Scientology – The Fundamental Beliefs



Scientology takes its beliefs from many ancient religious practices of major religions around the world. This is apparent in the various beliefs that the members of this religion uphold.

Scientology's Version Of The Story Of Creation

Like most religions, Scientology has its own version of how the universe, life and humans came to be. Based on its own mythology, the thetans or the life force 'created' the material world for satisfaction of their own pleasure in a primordial past. This world reflects the four components of creation – matter, energy, space and time or MEST. Although deriving its reality from the thetans' belief that this material world exist, to Scientologists, this world is all but a thought. Nevertheless, it exists because the thetans believe it does.

Overtime, the thetans began to identify with this material world and eventually lost all their memories of their true nature as thetans. The product of this change is the embodied beings called humans.

How Scientology Sees The Spirit, The Mind And The Body

Central to Scientology's beliefs is that humans are intrinsically good, non-material, all knowing and are armed with limitless creativity. Much like the western concept of soul, Scientologists believe in the thethan concept of a being.

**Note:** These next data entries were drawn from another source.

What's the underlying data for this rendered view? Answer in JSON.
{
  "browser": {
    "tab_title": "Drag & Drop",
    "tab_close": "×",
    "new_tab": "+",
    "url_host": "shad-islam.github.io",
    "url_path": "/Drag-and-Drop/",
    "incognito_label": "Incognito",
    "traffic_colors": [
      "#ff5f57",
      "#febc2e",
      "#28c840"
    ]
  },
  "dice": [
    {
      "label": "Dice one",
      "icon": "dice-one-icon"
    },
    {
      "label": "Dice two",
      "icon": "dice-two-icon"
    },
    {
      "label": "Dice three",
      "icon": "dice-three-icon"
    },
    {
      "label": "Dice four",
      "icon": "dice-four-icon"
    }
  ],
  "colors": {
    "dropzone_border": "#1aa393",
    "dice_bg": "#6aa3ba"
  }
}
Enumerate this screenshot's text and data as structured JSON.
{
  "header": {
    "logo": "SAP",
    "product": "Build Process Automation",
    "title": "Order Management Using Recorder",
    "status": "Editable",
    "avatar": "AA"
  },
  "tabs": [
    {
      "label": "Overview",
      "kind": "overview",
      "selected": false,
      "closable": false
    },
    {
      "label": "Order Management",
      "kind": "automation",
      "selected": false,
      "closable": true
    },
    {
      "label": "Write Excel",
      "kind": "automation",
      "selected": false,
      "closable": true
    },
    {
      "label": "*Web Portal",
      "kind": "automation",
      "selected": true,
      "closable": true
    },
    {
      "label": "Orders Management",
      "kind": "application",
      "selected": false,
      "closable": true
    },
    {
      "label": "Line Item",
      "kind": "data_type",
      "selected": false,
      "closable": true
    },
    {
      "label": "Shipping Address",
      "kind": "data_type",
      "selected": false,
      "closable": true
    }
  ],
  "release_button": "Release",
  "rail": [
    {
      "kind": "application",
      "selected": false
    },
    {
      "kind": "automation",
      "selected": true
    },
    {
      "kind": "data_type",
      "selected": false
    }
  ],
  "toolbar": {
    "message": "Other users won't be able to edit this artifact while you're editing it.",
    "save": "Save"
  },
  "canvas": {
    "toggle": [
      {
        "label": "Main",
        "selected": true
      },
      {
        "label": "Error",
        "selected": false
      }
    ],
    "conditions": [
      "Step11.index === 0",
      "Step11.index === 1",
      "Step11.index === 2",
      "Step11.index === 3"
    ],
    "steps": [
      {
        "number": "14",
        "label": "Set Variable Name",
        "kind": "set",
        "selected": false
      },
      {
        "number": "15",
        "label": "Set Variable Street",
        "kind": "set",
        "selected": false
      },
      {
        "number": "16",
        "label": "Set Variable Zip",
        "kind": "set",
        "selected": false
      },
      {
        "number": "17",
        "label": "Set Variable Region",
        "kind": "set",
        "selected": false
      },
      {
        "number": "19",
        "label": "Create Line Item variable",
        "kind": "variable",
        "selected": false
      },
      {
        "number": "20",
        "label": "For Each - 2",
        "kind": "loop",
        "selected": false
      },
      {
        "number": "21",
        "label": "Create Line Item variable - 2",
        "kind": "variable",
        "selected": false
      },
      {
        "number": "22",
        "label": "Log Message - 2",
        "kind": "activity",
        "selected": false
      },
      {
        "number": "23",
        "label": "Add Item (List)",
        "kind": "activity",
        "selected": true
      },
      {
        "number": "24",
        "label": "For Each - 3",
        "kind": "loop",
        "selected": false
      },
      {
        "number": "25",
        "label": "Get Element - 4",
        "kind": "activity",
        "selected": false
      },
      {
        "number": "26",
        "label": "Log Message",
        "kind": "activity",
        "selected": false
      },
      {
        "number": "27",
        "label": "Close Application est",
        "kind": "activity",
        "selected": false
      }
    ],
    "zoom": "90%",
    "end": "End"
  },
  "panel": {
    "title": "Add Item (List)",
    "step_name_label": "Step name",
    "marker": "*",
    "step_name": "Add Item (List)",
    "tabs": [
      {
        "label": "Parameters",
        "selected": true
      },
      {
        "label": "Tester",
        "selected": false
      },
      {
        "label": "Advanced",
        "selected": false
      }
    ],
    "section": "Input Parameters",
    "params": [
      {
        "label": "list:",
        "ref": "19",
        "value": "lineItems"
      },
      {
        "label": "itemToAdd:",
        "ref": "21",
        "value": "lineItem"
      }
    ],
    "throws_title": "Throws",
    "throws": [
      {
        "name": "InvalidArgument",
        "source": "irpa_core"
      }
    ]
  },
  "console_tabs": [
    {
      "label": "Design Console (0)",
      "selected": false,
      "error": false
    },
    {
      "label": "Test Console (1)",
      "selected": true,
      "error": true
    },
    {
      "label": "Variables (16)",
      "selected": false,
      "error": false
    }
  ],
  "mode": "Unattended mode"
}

In this religion, the life force or the cosmic source is represented by the theta, a Greek letter whose individual expression is the thetan. Thus, members of this religion call themselves 'thetans'. This, according to the teachings of Scientology, is the true manifestation of the spirit, the pure spirit which is beyond the limitations of space and time and is godlike in nature.

Like Hindus and Buddhists, Scientologists believe that the physical body is nothing more than a temporary body for the thetan. They believe in a process called 'assumption' which is comparable to the Eastern belief called reincarnation. They also emphasize the belief in the effects of past and present actions to future life which closely resembles the concept of karma. According to the theology of thetans, the body occupies several different bodies over its lifetime and with each rebirth comes a thetan or being that possesses the inherent capabilities of a true thetan.

Throughout the different lifetimes of a thetan, several images are stored in that being's memory. This collection of images is referred to as 'engrams', which are in general painful and are destructive to the thetan. These are also instrumental in keeping the thetan further away from his true identity. The basic goal of the thetan then is to restore its true identity to itself. This, they do by undertaking personal spiritual development.

Spiritual development has two phases – the training and the processing. Training is the introduction of a member to the principles of auditing, which alone provides the path to a higher state of spiritual awareness. Processing, on the other hand, is the actual phase when the members practice the principles of auditing.

The Scientology's concept of mind also adopts itself from the Freudian concept of the 'subconscious'. To Scientologists, this is called the 'reactive mind' which naturally responds to painful experiences in an irrational and emotional manner.